I was also wondering if it will be possible to amend the housekeeping task to automatically delete previous cycles after transferring the data to e.g. jasmin (I imagine I would have to do this via pptransfer?) - any thoughts?

Cheers,
Ella

Ella

Well, now I’ve read the docs I think your suites are no configured quite right (see rose_prune — Rose Documentation 2.0.0 documentation) - we’d normally submit the housekeeping task to PUMA. Please take a look at /home/grenville/roses/u-cn134 where housekeeping is set up (correctly I believe.)

Have

Grenville

Thanks for this Grenville (and apologies for age-long reply; have been at a conference). I’ll take a look at this today. E

Hi Grenville,

Have had a look at the suite.rc and housekeeping configs and I’m still a little confused about where the relevant differences are - where exactly is it configured to submit to puma?

Cheers
Ella

Ella
u-cy153 has:

    [[HOUSEKEEP]]
        inherit = None, HOST_HPC
        [[[job]]]
            execution retry delays = PT15M, PT15M, PT30M, PT60M, PT60M, PT180M, PT360M, PT360M, PT360M

        [[[remote]]]
            host = login2.archer2.ac.uk

where HOUSEKEEP says run on the HPC

u-cn134 has:

    [[HOUSEKEEP_RESOURCE]]
        [[[job]]]
            batch system = background
        [[[remote]]]
            host = localhost

which says run on local host (= PUMA). Copy the contents of u-cn134 [[HOUSEKEEP_RESOURCE]] into u-cy153 [[HOUSEKEEP]].

Grenville

Thanks Grenville.
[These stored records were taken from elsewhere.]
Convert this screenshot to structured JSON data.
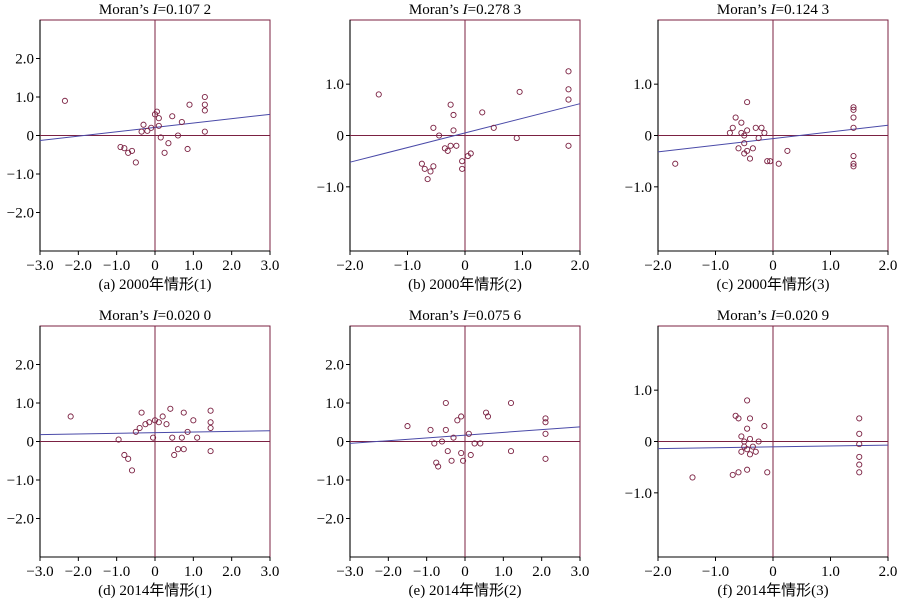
{
  "figure": {
    "axis_color": "#7b2142",
    "point_color": "#7b2142",
    "line_color": "#4a4aa8"
  },
  "chart_data": [
    {
      "type": "scatter",
      "title_prefix": "Moran’s ",
      "title_var": "I",
      "title_suffix": "=0.107 2",
      "caption": "(a) 2000年情形(1)",
      "xlim": [
        -3.0,
        3.0
      ],
      "ylim": [
        -3.0,
        3.0
      ],
      "xticks": [
        -3.0,
        -2.0,
        -1.0,
        0,
        1.0,
        2.0,
        3.0
      ],
      "xtick_labels": [
        "−3.0",
        "−2.0",
        "−1.0",
        "0",
        "1.0",
        "2.0",
        "3.0"
      ],
      "yticks": [
        2.0,
        1.0,
        0,
        -1.0,
        -2.0
      ],
      "ytick_labels": [
        "2.0",
        "1.0",
        "0",
        "−1.0",
        "−2.0"
      ],
      "fit_line": [
        [
          -3.0,
          -0.13
        ],
        [
          3.0,
          0.55
        ]
      ],
      "points": [
        [
          -2.35,
          0.9
        ],
        [
          -0.9,
          -0.3
        ],
        [
          -0.8,
          -0.33
        ],
        [
          -0.7,
          -0.45
        ],
        [
          -0.6,
          -0.4
        ],
        [
          -0.5,
          -0.7
        ],
        [
          -0.3,
          0.28
        ],
        [
          -0.35,
          0.1
        ],
        [
          -0.2,
          0.12
        ],
        [
          -0.1,
          0.2
        ],
        [
          0,
          0.55
        ],
        [
          0.05,
          0.62
        ],
        [
          0.1,
          0.45
        ],
        [
          0.1,
          0.25
        ],
        [
          0.15,
          -0.05
        ],
        [
          0.25,
          -0.45
        ],
        [
          0.35,
          -0.2
        ],
        [
          0.45,
          0.5
        ],
        [
          0.6,
          0.0
        ],
        [
          0.7,
          0.35
        ],
        [
          0.85,
          -0.35
        ],
        [
          0.9,
          0.8
        ],
        [
          1.3,
          1.0
        ],
        [
          1.3,
          0.8
        ],
        [
          1.3,
          0.65
        ],
        [
          1.3,
          0.1
        ]
      ]
    },
    {
      "type": "scatter",
      "title_prefix": "Moran’s ",
      "title_var": "I",
      "title_suffix": "=0.278 3",
      "caption": "(b) 2000年情形(2)",
      "xlim": [
        -2.0,
        2.0
      ],
      "ylim": [
        -2.25,
        2.25
      ],
      "xticks": [
        -2.0,
        -1.0,
        0,
        1.0,
        2.0
      ],
      "xtick_labels": [
        "−2.0",
        "−1.0",
        "0",
        "1.0",
        "2.0"
      ],
      "yticks": [
        1.0,
        0,
        -1.0
      ],
      "ytick_labels": [
        "1.0",
        "0",
        "−1.0"
      ],
      "fit_line": [
        [
          -2.0,
          -0.52
        ],
        [
          2.0,
          0.62
        ]
      ],
      "points": [
        [
          -1.5,
          0.8
        ],
        [
          -0.75,
          -0.55
        ],
        [
          -0.7,
          -0.65
        ],
        [
          -0.65,
          -0.85
        ],
        [
          -0.6,
          -0.7
        ],
        [
          -0.55,
          -0.6
        ],
        [
          -0.55,
          0.15
        ],
        [
          -0.45,
          0.0
        ],
        [
          -0.35,
          -0.25
        ],
        [
          -0.3,
          -0.3
        ],
        [
          -0.25,
          -0.2
        ],
        [
          -0.25,
          0.6
        ],
        [
          -0.2,
          0.4
        ],
        [
          -0.2,
          0.1
        ],
        [
          -0.15,
          -0.2
        ],
        [
          -0.05,
          -0.5
        ],
        [
          -0.05,
          -0.65
        ],
        [
          0.05,
          -0.4
        ],
        [
          0.1,
          -0.35
        ],
        [
          0.3,
          0.45
        ],
        [
          0.5,
          0.15
        ],
        [
          0.9,
          -0.05
        ],
        [
          0.95,
          0.85
        ],
        [
          1.8,
          1.25
        ],
        [
          1.8,
          0.9
        ],
        [
          1.8,
          0.7
        ],
        [
          1.8,
          -0.2
        ]
      ]
    },
    {
      "type": "scatter",
      "title_prefix": "Moran’s ",
      "title_var": "I",
      "title_suffix": "=0.124 3",
      "caption": "(c) 2000年情形(3)",
      "xlim": [
        -2.0,
        2.0
      ],
      "ylim": [
        -2.25,
        2.25
      ],
      "xticks": [
        -2.0,
        -1.0,
        0,
        1.0,
        2.0
      ],
      "xtick_labels": [
        "−2.0",
        "−1.0",
        "0",
        "1.0",
        "2.0"
      ],
      "yticks": [
        1.0,
        0,
        -1.0
      ],
      "ytick_labels": [
        "1.0",
        "0",
        "−1.0"
      ],
      "fit_line": [
        [
          -2.0,
          -0.32
        ],
        [
          2.0,
          0.2
        ]
      ],
      "points": [
        [
          -1.7,
          -0.55
        ],
        [
          -0.75,
          0.05
        ],
        [
          -0.7,
          0.15
        ],
        [
          -0.65,
          0.35
        ],
        [
          -0.6,
          -0.25
        ],
        [
          -0.55,
          0.25
        ],
        [
          -0.55,
          0.05
        ],
        [
          -0.5,
          -0.15
        ],
        [
          -0.5,
          0.0
        ],
        [
          -0.5,
          -0.35
        ],
        [
          -0.45,
          0.65
        ],
        [
          -0.45,
          0.1
        ],
        [
          -0.45,
          -0.3
        ],
        [
          -0.4,
          -0.45
        ],
        [
          -0.35,
          -0.25
        ],
        [
          -0.3,
          0.15
        ],
        [
          -0.25,
          -0.05
        ],
        [
          -0.2,
          0.15
        ],
        [
          -0.15,
          0.05
        ],
        [
          -0.1,
          -0.5
        ],
        [
          -0.05,
          -0.5
        ],
        [
          0.1,
          -0.55
        ],
        [
          0.25,
          -0.3
        ],
        [
          1.4,
          0.55
        ],
        [
          1.4,
          0.5
        ],
        [
          1.4,
          0.35
        ],
        [
          1.4,
          0.15
        ],
        [
          1.4,
          -0.4
        ],
        [
          1.4,
          -0.55
        ],
        [
          1.4,
          -0.6
        ]
      ]
    },
    {
      "type": "scatter",
      "title_prefix": "Moran’s ",
      "title_var": "I",
      "title_suffix": "=0.020 0",
      "caption": "(d) 2014年情形(1)",
      "xlim": [
        -3.0,
        3.0
      ],
      "ylim": [
        -3.0,
        3.0
      ],
      "xticks": [
        -3.0,
        -2.0,
        -1.0,
        0,
        1.0,
        2.0,
        3.0
      ],
      "xtick_labels": [
        "−3.0",
        "−2.0",
        "−1.0",
        "0",
        "1.0",
        "2.0",
        "3.0"
      ],
      "yticks": [
        2.0,
        1.0,
        0,
        -1.0,
        -2.0
      ],
      "ytick_labels": [
        "2.0",
        "1.0",
        "0",
        "−1.0",
        "−2.0"
      ],
      "fit_line": [
        [
          -3.0,
          0.18
        ],
        [
          3.0,
          0.28
        ]
      ],
      "points": [
        [
          -2.2,
          0.65
        ],
        [
          -0.95,
          0.05
        ],
        [
          -0.8,
          -0.35
        ],
        [
          -0.7,
          -0.45
        ],
        [
          -0.6,
          -0.75
        ],
        [
          -0.5,
          0.25
        ],
        [
          -0.4,
          0.35
        ],
        [
          -0.35,
          0.75
        ],
        [
          -0.25,
          0.45
        ],
        [
          -0.15,
          0.5
        ],
        [
          -0.05,
          0.1
        ],
        [
          0,
          0.55
        ],
        [
          0.1,
          0.5
        ],
        [
          0.2,
          0.65
        ],
        [
          0.3,
          0.45
        ],
        [
          0.4,
          0.85
        ],
        [
          0.45,
          0.1
        ],
        [
          0.5,
          -0.35
        ],
        [
          0.6,
          -0.2
        ],
        [
          0.7,
          0.1
        ],
        [
          0.75,
          0.75
        ],
        [
          0.75,
          -0.2
        ],
        [
          0.85,
          0.25
        ],
        [
          1.0,
          0.55
        ],
        [
          1.1,
          0.1
        ],
        [
          1.45,
          0.8
        ],
        [
          1.45,
          0.5
        ],
        [
          1.45,
          0.35
        ],
        [
          1.45,
          -0.25
        ]
      ]
    },
    {
      "type": "scatter",
      "title_prefix": "Moran’s ",
      "title_var": "I",
      "title_suffix": "=0.075 6",
      "caption": "(e) 2014年情形(2)",
      "xlim": [
        -3.0,
        3.0
      ],
      "ylim": [
        -3.0,
        3.0
      ],
      "xticks": [
        -3.0,
        -2.0,
        -1.0,
        0,
        1.0,
        2.0,
        3.0
      ],
      "xtick_labels": [
        "−3.0",
        "−2.0",
        "−1.0",
        "0",
        "1.0",
        "2.0",
        "3.0"
      ],
      "yticks": [
        2.0,
        1.0,
        0,
        -1.0,
        -2.0
      ],
      "ytick_labels": [
        "2.0",
        "1.0",
        "0",
        "−1.0",
        "−2.0"
      ],
      "fit_line": [
        [
          -3.0,
          -0.05
        ],
        [
          3.0,
          0.38
        ]
      ],
      "points": [
        [
          -1.5,
          0.4
        ],
        [
          -0.9,
          0.3
        ],
        [
          -0.8,
          -0.05
        ],
        [
          -0.75,
          -0.55
        ],
        [
          -0.7,
          -0.65
        ],
        [
          -0.6,
          0.0
        ],
        [
          -0.5,
          1.0
        ],
        [
          -0.5,
          0.3
        ],
        [
          -0.45,
          -0.25
        ],
        [
          -0.35,
          -0.5
        ],
        [
          -0.3,
          0.1
        ],
        [
          -0.2,
          0.55
        ],
        [
          -0.1,
          0.65
        ],
        [
          -0.1,
          -0.3
        ],
        [
          -0.05,
          -0.5
        ],
        [
          0.1,
          0.2
        ],
        [
          0.15,
          -0.35
        ],
        [
          0.25,
          -0.05
        ],
        [
          0.4,
          -0.05
        ],
        [
          0.55,
          0.75
        ],
        [
          0.6,
          0.65
        ],
        [
          1.2,
          1.0
        ],
        [
          1.2,
          -0.25
        ],
        [
          2.1,
          0.6
        ],
        [
          2.1,
          0.5
        ],
        [
          2.1,
          0.2
        ],
        [
          2.1,
          -0.45
        ]
      ]
    },
    {
      "type": "scatter",
      "title_prefix": "Moran’s ",
      "title_var": "I",
      "title_suffix": "=0.020 9",
      "caption": "(f) 2014年情形(3)",
      "xlim": [
        -2.0,
        2.0
      ],
      "ylim": [
        -2.25,
        2.25
      ],
      "xticks": [
        -2.0,
        -1.0,
        0,
        1.0,
        2.0
      ],
      "xtick_labels": [
        "−2.0",
        "−1.0",
        "0",
        "1.0",
        "2.0"
      ],
      "yticks": [
        1.0,
        0,
        -1.0
      ],
      "ytick_labels": [
        "1.0",
        "0",
        "−1.0"
      ],
      "fit_line": [
        [
          -2.0,
          -0.14
        ],
        [
          2.0,
          -0.07
        ]
      ],
      "points": [
        [
          -1.4,
          -0.7
        ],
        [
          -0.7,
          -0.65
        ],
        [
          -0.65,
          0.5
        ],
        [
          -0.6,
          0.45
        ],
        [
          -0.6,
          -0.6
        ],
        [
          -0.55,
          0.1
        ],
        [
          -0.55,
          -0.2
        ],
        [
          -0.5,
          0.0
        ],
        [
          -0.5,
          -0.1
        ],
        [
          -0.45,
          0.8
        ],
        [
          -0.45,
          0.25
        ],
        [
          -0.45,
          -0.15
        ],
        [
          -0.45,
          -0.55
        ],
        [
          -0.4,
          0.45
        ],
        [
          -0.4,
          0.05
        ],
        [
          -0.4,
          -0.25
        ],
        [
          -0.35,
          -0.1
        ],
        [
          -0.3,
          -0.2
        ],
        [
          -0.25,
          0.0
        ],
        [
          -0.15,
          0.3
        ],
        [
          -0.1,
          -0.6
        ],
        [
          1.5,
          0.45
        ],
        [
          1.5,
          0.15
        ],
        [
          1.5,
          -0.05
        ],
        [
          1.5,
          -0.3
        ],
        [
          1.5,
          -0.45
        ],
        [
          1.5,
          -0.6
        ]
      ]
    }
  ]
}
I tried that but when I try to reload the suite it complains:

[FAIL] ERROR: Cannot upgrade deprecated item “[runtime][HOUSEKEEP][job][method] → [runtime][HOUSEKEEP][job][batch system] - value unchanged” because the upgraded item already exists

I changed the [[[job]]] line back to the execution retry delays line and it seems to have reloaded okay. Will re-run to see if the housekeeping works without babysitting this time!

Thanks

Hi Ella,

From that error, I suspect you may have more than one [[HOUSEKEEP]] section defined in the suite and it is complaining about duplicate entries. Check the cylc-run/suiteid/suite.rc.processed to see if this is the problem.

Regards,
Ros.

Hi Ros,

Thanks for the suggestion. Looks indeed like there are duplicate entries from the suite.rc.processed file, but strangely I can’t see the second entry in the suite.rc itself. Might it be taking the config from somewhere else?

Ella

edit: it’s defined in the site/suite-adds.rc file as

[[[remote]]]
host ={{HPC_HOST}} instead of host = localhost in suite.rc

  • I’m guessing this is likely the issue?

Update: I removed the duplicate entry from sites/ncas-cray-ex/suite-adds.rc and that has done the trick. Housekeeping now submits and runs without any poll-fail problems.

The offending line was
[[[remote]]]
host ={{HPC_HOST}}

This topic was automatically closed 2 days after the last reply. New replies are no longer allowed.